Published 03/05/2023
Optimizing a JSON parser in Zig
By Asher White
In the fast-changing computer world, 50 years seems like an eternity. And yet, the C programming language, developed in the early 70’s, is still the standard language for low-level, close-to-the-hardware computing. The vast majority of new languages are far easier to code in than C, but that ease of use often comes at the cost of some flexibility or performance. In the last decade, Rust has made huge advances in capability and popularity and is often considered the successor to C++. But what about the step closer to the hardware? What language should be used when you need direct, fine-grained control over memory allocations and extremely low overhead? Until recently, C was the only language widely used for that. In the past few years, however, there have been several new languages released designed to replace C, such as Zig, Odin, V, Beef and more.
Of these, Zig caught my interest and I decided to learn more. Part of this is because of how easy it is to cross-compile with Zig—even code that isn’t Zig. C, C++ and even Rust can be properly linked for virtually any host platform just using one single Zig executable and the language’s compiler, without needing separate toolchains or sysroots. Another reason Zig interested me is its extremely high performance, and how it is already being used in projects like Bun, with impressive performance results. So, I decided to learn Zig, and to hone my skills I wrote and optimized a JSON parser. There is already a JSON parser built into the standard library, but I started with the goal of just learning how to implement a fast program in Zig.

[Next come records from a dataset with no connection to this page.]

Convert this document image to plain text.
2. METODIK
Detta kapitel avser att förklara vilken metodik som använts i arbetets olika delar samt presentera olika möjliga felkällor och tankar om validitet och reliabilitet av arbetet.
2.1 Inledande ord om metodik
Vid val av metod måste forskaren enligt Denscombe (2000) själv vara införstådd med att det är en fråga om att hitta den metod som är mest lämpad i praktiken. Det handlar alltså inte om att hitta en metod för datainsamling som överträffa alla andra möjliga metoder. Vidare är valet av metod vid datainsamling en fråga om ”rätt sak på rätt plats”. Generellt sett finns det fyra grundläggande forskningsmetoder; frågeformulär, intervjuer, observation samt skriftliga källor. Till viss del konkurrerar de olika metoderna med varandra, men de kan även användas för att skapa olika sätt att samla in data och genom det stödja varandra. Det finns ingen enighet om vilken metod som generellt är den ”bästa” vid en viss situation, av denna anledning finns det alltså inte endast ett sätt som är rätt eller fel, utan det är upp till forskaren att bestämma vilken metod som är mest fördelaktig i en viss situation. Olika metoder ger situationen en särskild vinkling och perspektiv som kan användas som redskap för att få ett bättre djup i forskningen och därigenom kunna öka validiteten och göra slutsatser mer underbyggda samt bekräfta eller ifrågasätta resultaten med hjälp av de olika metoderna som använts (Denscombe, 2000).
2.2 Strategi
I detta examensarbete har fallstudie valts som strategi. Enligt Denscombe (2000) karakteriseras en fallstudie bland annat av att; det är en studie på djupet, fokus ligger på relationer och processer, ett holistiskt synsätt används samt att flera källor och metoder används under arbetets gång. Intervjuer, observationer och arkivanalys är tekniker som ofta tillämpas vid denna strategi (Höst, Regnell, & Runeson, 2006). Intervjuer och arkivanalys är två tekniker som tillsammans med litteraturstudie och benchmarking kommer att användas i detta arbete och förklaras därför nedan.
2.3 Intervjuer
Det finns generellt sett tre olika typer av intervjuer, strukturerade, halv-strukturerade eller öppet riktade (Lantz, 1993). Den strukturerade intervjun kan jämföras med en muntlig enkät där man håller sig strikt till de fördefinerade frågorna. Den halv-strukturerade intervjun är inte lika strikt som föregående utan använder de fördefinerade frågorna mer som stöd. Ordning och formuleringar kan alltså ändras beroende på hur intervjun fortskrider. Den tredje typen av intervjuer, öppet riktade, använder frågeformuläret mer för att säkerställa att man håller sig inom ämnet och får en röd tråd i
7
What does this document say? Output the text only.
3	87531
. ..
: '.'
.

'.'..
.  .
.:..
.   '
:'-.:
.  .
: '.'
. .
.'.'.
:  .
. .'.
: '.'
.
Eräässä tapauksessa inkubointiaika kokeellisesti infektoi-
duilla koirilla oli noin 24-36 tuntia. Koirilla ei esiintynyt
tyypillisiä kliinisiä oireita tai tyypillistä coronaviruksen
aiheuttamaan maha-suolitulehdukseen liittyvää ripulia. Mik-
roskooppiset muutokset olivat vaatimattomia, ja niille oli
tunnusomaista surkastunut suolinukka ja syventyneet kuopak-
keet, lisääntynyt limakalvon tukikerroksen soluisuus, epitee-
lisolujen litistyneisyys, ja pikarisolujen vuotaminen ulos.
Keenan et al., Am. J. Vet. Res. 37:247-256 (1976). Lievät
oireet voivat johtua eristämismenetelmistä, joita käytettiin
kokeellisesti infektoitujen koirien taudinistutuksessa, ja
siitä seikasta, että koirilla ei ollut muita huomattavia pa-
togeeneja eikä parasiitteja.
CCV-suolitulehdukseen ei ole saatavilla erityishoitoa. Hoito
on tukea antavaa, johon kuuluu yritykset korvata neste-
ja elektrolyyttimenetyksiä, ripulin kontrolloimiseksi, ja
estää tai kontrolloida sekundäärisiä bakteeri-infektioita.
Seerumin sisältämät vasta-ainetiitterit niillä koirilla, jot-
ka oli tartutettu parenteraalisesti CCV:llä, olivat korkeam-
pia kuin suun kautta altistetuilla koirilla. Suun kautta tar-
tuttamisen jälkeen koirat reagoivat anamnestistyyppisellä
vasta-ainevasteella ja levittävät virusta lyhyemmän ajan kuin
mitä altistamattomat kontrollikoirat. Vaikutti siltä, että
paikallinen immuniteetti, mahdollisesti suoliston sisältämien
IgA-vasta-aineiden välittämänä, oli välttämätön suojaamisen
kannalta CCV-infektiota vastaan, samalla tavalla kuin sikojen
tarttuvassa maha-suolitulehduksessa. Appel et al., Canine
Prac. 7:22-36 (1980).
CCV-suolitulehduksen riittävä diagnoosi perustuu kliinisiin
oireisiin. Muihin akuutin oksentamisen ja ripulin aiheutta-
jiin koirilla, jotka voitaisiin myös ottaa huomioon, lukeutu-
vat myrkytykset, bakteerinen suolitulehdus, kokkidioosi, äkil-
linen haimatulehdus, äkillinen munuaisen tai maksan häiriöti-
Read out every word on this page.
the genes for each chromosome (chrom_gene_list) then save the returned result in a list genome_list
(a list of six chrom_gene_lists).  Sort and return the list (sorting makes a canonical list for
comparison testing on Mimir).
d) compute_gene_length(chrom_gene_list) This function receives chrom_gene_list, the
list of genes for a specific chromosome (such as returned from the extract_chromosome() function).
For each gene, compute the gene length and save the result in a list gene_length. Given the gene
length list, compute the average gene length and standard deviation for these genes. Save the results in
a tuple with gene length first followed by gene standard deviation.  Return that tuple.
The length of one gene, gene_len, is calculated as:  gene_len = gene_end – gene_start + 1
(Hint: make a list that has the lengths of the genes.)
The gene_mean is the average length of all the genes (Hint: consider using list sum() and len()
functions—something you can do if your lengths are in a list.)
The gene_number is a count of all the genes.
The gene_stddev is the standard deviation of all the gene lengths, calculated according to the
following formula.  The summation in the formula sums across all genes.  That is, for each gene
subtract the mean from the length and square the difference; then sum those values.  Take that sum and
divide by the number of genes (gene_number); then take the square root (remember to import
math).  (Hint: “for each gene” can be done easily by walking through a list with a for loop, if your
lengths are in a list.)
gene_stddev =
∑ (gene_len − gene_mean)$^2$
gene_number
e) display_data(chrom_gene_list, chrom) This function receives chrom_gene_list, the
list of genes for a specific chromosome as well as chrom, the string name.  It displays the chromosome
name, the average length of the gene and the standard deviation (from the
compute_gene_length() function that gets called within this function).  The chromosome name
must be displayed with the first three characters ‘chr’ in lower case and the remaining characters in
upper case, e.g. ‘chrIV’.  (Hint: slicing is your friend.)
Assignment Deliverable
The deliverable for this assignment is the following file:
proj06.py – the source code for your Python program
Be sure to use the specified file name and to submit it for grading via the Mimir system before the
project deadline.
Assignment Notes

JSON, loosely based on JavaScript syntax, is a text-based data-interchange format that’s heavily used in web development and many other fields. It has a simple syntax that’s very well explained on json.org. There are 6 data types: Object, Array, String, Number, Boolean (represented by the atoms true
or false
) and null
, so these can all be held in an enum JsonValue
.
(I’ll show some excerpts in this post, but visit the Github repository for the full code)
pub const JsonValue = union(enum) {
Object: *JsonObject,
Array: *[]JsonValue,
String: *[]u8,
Number: f64,
Boolean: bool,
Null,
};
There are only two kinds of data structures in JSON: objects or arrays. Each of these can hold different values, so there are three states the parser can be in: looking for the next value, inside an object or inside an array.
const ParseState = enum { Value, Object, Array };
When the parser is in .Value
mode, it will just look for and return the next whole value (i.e., if the next value is an object, it will recurse until the whole object can be returned). When the parser is in .Object
mode, it will look for key-value pairs separated by commas, and when it is .Array
mode it will look for several values separated by commas.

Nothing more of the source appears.